Program pembangunan yang diajukan oleh Joko Widodo
tidak berbeda dengan program Master Plan Percepatan Pembangunan Ekonomi
Indonesia (MP3EI) yang dicanangkan oleh presiden sebelumnya, SBY. Joko Widodo
menambahkan pada aspek maritim yang seolah merupakan angin segar bagi rakyat
dan nelayan Indonesia, namun kebijakan Jokowi di bidang maritim ini tidak jauh
dari kebijakan di bidang lainnya, sebatas pembangunan infrastruktur skala besar
yang didanai oleh hutang dan merampas tanah rakyat lebih luas lagi, selain
merusak hutan untuk menambah kekurangan tanah.
Sementara di
perkotaan, buruh selalu memperjuangkan upah layak dan tidak pernah
mendapatkannya secara sempurna.Buruh dipaksa bekerja keras dengan upah yang
rendah. Pada masa dewasa ini, perempuan pun telah banyak bekerja sebagai buruh
dan menghadapi persoalan yang sama, upah yang di dapatkan tidak cukup untuk
membiayai keluarganya untuk mendapatkan kehidupan yang layak. Selain itu,
hak-hak buruh perempuan pun jarang sekali di laksanakan, seperti hak cuti haid,
melahirkan dan menyusui, tersedianya ruang khusus untuk memerah air susu ibu, toilet
yang bersih dari kuman, dan layanan kesehatan di pabrik. Tenaga
kerja murah merupakan salah satu hal selain sumber daya alam yang kaya yang
“dijual” oleh Joko Widodo untuk mendapatkan investasi.

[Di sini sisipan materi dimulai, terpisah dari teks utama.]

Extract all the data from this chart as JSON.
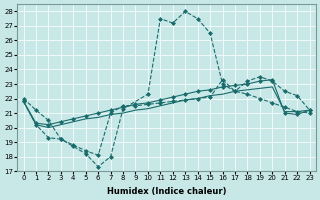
{
  "xlabel": "Humidex (Indice chaleur)",
  "bg_color": "#c8e8e8",
  "line_color": "#1a6b6b",
  "grid_color": "#ffffff",
  "xlim": [
    -0.5,
    23.5
  ],
  "ylim": [
    17,
    28.5
  ],
  "yticks": [
    17,
    18,
    19,
    20,
    21,
    22,
    23,
    24,
    25,
    26,
    27,
    28
  ],
  "xticks": [
    0,
    1,
    2,
    3,
    4,
    5,
    6,
    7,
    8,
    9,
    10,
    11,
    12,
    13,
    14,
    15,
    16,
    17,
    18,
    19,
    20,
    21,
    22,
    23
  ],
  "curve1_x": [
    0,
    1,
    2,
    3,
    4,
    5,
    6,
    7,
    8,
    10,
    11,
    12,
    13,
    14,
    15,
    16,
    17,
    18,
    19,
    20,
    21,
    22,
    23
  ],
  "curve1_y": [
    22.0,
    21.2,
    20.5,
    19.2,
    18.7,
    18.2,
    17.3,
    18.0,
    21.3,
    22.3,
    27.5,
    27.2,
    28.0,
    27.5,
    26.5,
    23.0,
    22.5,
    23.2,
    23.5,
    23.2,
    22.5,
    22.2,
    21.2
  ],
  "curve2_x": [
    0,
    1,
    2,
    3,
    4,
    5,
    6,
    7,
    8,
    9,
    10,
    11,
    12,
    13,
    14,
    15,
    16,
    17,
    18,
    19,
    20,
    21,
    22,
    23
  ],
  "curve2_y": [
    21.8,
    20.3,
    20.2,
    20.4,
    20.6,
    20.8,
    21.0,
    21.2,
    21.4,
    21.6,
    21.7,
    21.9,
    22.1,
    22.3,
    22.5,
    22.6,
    22.8,
    22.9,
    23.0,
    23.2,
    23.3,
    21.0,
    20.9,
    21.2
  ],
  "curve3_x": [
    0,
    1,
    2,
    3,
    4,
    5,
    6,
    7,
    8,
    9,
    10,
    11,
    12,
    13,
    14,
    15,
    16,
    17,
    18,
    19,
    20,
    21,
    22,
    23
  ],
  "curve3_y": [
    21.8,
    20.2,
    20.0,
    20.2,
    20.4,
    20.6,
    20.7,
    20.9,
    21.0,
    21.2,
    21.3,
    21.5,
    21.7,
    21.9,
    22.0,
    22.2,
    22.3,
    22.5,
    22.6,
    22.7,
    22.8,
    21.1,
    21.1,
    21.2
  ],
  "curve4_x": [
    0,
    1,
    2,
    3,
    4,
    5,
    6,
    7,
    8,
    9,
    10,
    11,
    12,
    13,
    14,
    15,
    16,
    17,
    18,
    19,
    20,
    21,
    22,
    23
  ],
  "curve4_y": [
    21.8,
    20.2,
    19.3,
    19.2,
    18.8,
    18.4,
    18.1,
    21.0,
    21.5,
    21.5,
    21.6,
    21.7,
    21.8,
    21.9,
    22.0,
    22.1,
    23.3,
    22.5,
    22.3,
    22.0,
    21.7,
    21.4,
    21.1,
    21.0
  ]
}
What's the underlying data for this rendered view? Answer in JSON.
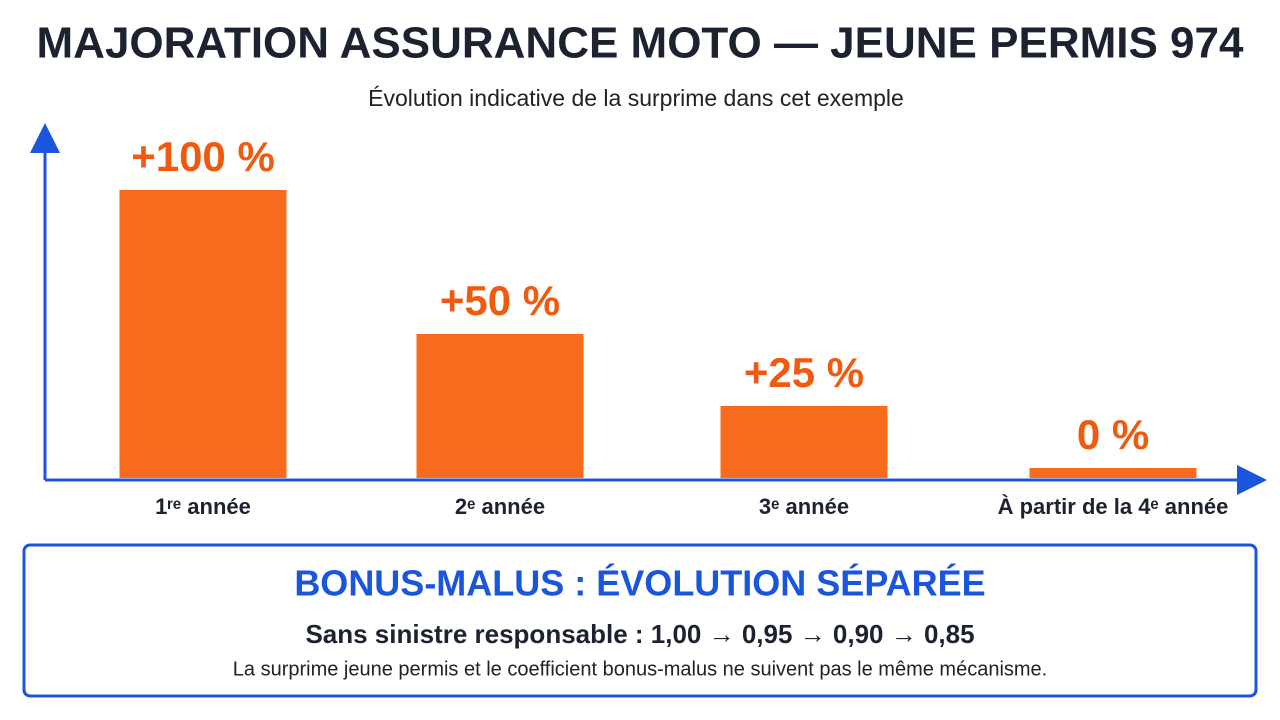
{
  "chart_data": {
    "type": "bar",
    "title": "MAJORATION ASSURANCE MOTO — JEUNE PERMIS 974",
    "subtitle": "Évolution indicative de la surprime dans cet exemple",
    "categories": [
      "1ʳᵉ année",
      "2ᵉ année",
      "3ᵉ année",
      "À partir de la 4ᵉ année"
    ],
    "values": [
      100,
      50,
      25,
      0
    ],
    "value_labels": [
      "+100 %",
      "+50 %",
      "+25 %",
      "0 %"
    ],
    "color": "#f76b1c",
    "label_color": "#f05a10",
    "axis_color": "#1a56db"
  },
  "info_box": {
    "title": "BONUS-MALUS : ÉVOLUTION SÉPARÉE",
    "text": "Sans sinistre responsable : 1,00 → 0,95 → 0,90 → 0,85",
    "note": "La surprime jeune permis et le coefficient bonus-malus ne suivent pas le même mécanisme."
  }
}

Pembangunan industri nasional merupakan aspirasi
rakyat agar tersedia industri nasional yang berorientasi untuk memenuhi
kebutuhan dalam negeri sehingga Indonesia tidak lagi mempergunakan model
produksi untuk ekspor dan substitusi impor, melainkan produksi oleh rakyat
untuk kebutuhan nasional dan mencapai kedaulatan secara ekonomi dan politik.

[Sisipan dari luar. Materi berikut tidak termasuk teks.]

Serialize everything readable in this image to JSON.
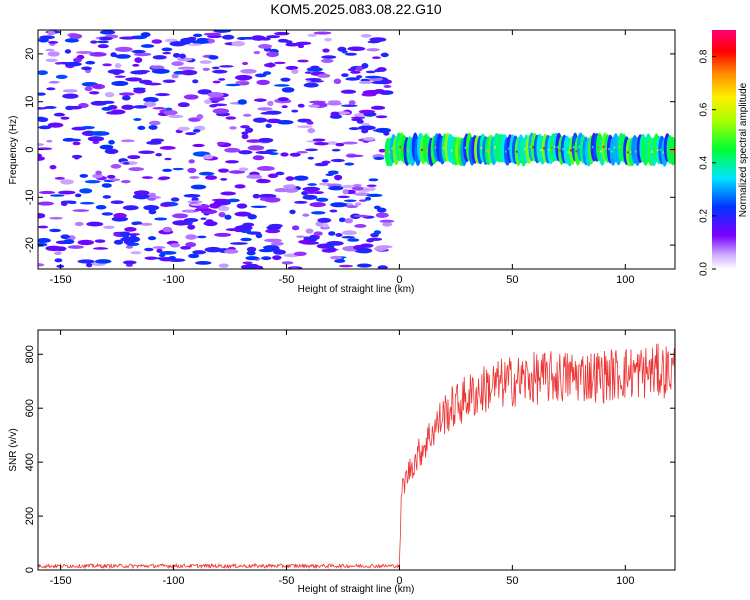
{
  "title": "KOM5.2025.083.08.22.G10",
  "chart_data": [
    {
      "type": "heatmap",
      "xlabel": "Height of straight line (km)",
      "ylabel": "Frequency (Hz)",
      "xlim": [
        -160,
        122
      ],
      "ylim": [
        -25,
        25
      ],
      "xticks": [
        -150,
        -100,
        -50,
        0,
        50,
        100
      ],
      "yticks": [
        -20,
        -10,
        0,
        10,
        20
      ],
      "colorbar": {
        "label": "Normalized spectral amplitude",
        "range": [
          0,
          0.9
        ],
        "ticks": [
          0.0,
          0.2,
          0.4,
          0.6,
          0.8
        ]
      },
      "features": {
        "noise_region_x": [
          -160,
          -5
        ],
        "noise_amplitude": [
          0.05,
          0.25
        ],
        "signal_region_x": [
          -5,
          122
        ],
        "signal_frequency_hz": 0,
        "signal_bandwidth_hz": 3,
        "signal_amplitude": [
          0.3,
          0.9
        ]
      }
    },
    {
      "type": "line",
      "xlabel": "Height of straight line (km)",
      "ylabel": "SNR (v/v)",
      "xlim": [
        -160,
        122
      ],
      "ylim": [
        0,
        890
      ],
      "xticks": [
        -150,
        -100,
        -50,
        0,
        50,
        100
      ],
      "yticks": [
        0,
        200,
        400,
        600,
        800
      ],
      "color": "#ee3333",
      "series": [
        {
          "x": [
            -160,
            -150,
            -100,
            -50,
            0,
            1,
            5,
            10,
            15,
            20,
            30,
            40,
            50,
            60,
            70,
            80,
            90,
            100,
            110,
            122
          ],
          "y": [
            15,
            15,
            15,
            15,
            15,
            300,
            380,
            450,
            520,
            580,
            640,
            680,
            700,
            710,
            715,
            720,
            720,
            730,
            735,
            740
          ]
        }
      ]
    }
  ]
}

Persoalan mengenai politik upah murah, larangan berorganisasi dan menyatakan
pendapat serta jaminan pekerjaan pun akan mampu dijawab apabila Indonesia
memiliki industri nasional.
Kaum miskin kota semakin sulit kehidupannya dengan
meroketnya harga kebutuhan pokok dan liberalisasi sektor layanan publik yang
diselenggarakan oleh negara. Hampir tidak ada jaminan akan kehidupan dan
penghidupan yang layak bagi mereka, utamanya bagi perempuan dan anak-anak.

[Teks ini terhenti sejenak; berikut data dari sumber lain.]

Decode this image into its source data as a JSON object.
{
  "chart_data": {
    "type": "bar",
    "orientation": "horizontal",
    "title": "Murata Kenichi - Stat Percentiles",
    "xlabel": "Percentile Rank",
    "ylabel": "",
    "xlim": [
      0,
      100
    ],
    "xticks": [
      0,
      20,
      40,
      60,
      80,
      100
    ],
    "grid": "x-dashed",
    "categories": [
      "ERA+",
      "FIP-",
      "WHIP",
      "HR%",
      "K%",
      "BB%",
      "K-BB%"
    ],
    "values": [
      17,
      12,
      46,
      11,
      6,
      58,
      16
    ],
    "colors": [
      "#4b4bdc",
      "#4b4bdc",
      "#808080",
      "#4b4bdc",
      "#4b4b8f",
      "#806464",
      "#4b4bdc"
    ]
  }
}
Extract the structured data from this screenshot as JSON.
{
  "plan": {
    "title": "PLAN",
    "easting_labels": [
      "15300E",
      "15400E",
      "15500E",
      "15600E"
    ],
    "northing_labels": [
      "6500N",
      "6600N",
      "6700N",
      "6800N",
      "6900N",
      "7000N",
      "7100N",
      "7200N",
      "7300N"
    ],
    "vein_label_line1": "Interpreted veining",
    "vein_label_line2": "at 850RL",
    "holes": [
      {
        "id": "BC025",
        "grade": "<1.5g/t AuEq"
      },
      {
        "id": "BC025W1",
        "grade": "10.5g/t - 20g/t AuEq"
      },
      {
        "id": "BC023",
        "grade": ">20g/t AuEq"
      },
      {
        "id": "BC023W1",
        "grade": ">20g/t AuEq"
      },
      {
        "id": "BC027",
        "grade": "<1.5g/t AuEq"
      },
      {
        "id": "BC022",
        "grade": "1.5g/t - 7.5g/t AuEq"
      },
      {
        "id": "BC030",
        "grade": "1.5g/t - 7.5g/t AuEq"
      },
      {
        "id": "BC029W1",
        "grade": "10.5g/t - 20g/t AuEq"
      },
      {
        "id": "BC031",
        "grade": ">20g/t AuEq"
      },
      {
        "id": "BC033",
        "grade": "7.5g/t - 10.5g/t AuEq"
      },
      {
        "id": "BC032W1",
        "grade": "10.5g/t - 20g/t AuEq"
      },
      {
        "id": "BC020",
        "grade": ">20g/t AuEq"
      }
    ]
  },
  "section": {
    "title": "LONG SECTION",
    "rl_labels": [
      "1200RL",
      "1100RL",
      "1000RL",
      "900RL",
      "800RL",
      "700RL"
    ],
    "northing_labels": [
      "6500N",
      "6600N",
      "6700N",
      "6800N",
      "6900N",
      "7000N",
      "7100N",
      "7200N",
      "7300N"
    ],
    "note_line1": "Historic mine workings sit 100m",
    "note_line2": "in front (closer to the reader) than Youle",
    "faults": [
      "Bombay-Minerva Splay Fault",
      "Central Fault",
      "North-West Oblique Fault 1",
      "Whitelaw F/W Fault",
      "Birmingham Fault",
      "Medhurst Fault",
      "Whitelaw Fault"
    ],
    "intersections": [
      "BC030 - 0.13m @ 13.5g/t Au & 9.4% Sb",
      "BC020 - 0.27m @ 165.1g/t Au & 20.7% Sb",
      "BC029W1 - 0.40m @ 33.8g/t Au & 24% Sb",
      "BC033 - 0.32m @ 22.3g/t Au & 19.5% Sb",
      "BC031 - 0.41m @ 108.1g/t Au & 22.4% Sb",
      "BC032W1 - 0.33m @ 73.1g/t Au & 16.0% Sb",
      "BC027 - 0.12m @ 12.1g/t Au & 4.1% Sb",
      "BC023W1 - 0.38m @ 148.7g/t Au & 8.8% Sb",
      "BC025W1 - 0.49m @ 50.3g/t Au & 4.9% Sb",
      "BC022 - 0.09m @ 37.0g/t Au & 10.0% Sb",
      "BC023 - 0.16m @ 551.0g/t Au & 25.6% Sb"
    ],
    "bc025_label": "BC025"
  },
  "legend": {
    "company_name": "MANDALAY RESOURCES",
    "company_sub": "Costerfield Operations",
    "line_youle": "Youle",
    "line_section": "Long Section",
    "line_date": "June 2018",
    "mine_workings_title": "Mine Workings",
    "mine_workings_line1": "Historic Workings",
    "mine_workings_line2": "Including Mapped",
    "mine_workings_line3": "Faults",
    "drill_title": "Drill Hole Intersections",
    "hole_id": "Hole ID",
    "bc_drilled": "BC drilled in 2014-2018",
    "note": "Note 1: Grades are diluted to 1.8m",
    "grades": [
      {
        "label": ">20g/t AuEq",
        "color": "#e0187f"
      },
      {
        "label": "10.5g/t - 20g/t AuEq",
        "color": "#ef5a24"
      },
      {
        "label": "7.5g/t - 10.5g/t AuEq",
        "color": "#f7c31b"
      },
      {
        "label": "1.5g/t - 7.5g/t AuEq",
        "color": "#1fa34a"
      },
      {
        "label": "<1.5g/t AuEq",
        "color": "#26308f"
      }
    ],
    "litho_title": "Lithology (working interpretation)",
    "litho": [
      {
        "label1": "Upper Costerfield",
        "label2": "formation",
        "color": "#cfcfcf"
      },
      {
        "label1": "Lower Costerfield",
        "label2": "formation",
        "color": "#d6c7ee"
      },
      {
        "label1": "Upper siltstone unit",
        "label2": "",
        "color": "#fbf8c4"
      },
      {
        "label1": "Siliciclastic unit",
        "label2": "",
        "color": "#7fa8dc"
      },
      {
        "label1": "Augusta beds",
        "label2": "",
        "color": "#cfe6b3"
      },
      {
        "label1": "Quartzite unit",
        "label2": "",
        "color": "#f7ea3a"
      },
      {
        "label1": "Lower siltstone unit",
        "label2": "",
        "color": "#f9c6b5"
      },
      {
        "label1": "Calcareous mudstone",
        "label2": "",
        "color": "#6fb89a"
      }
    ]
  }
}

Krisis, kemerosotan ekonomi yang dialami oleh rakyat
Indonesia, perempuan Indonesia, merupakan hasil dari pelaksanaan kebijakan
neoliberal yang dipaksakan oleh neokolonialis pimpinan AS untuk mempertahankan
dominasi dan keberadaannya. Sehingga, perempuan Indonesia harus bangkit dan
berjuang melawan imperialisme dan kebijakan neoliberalnya.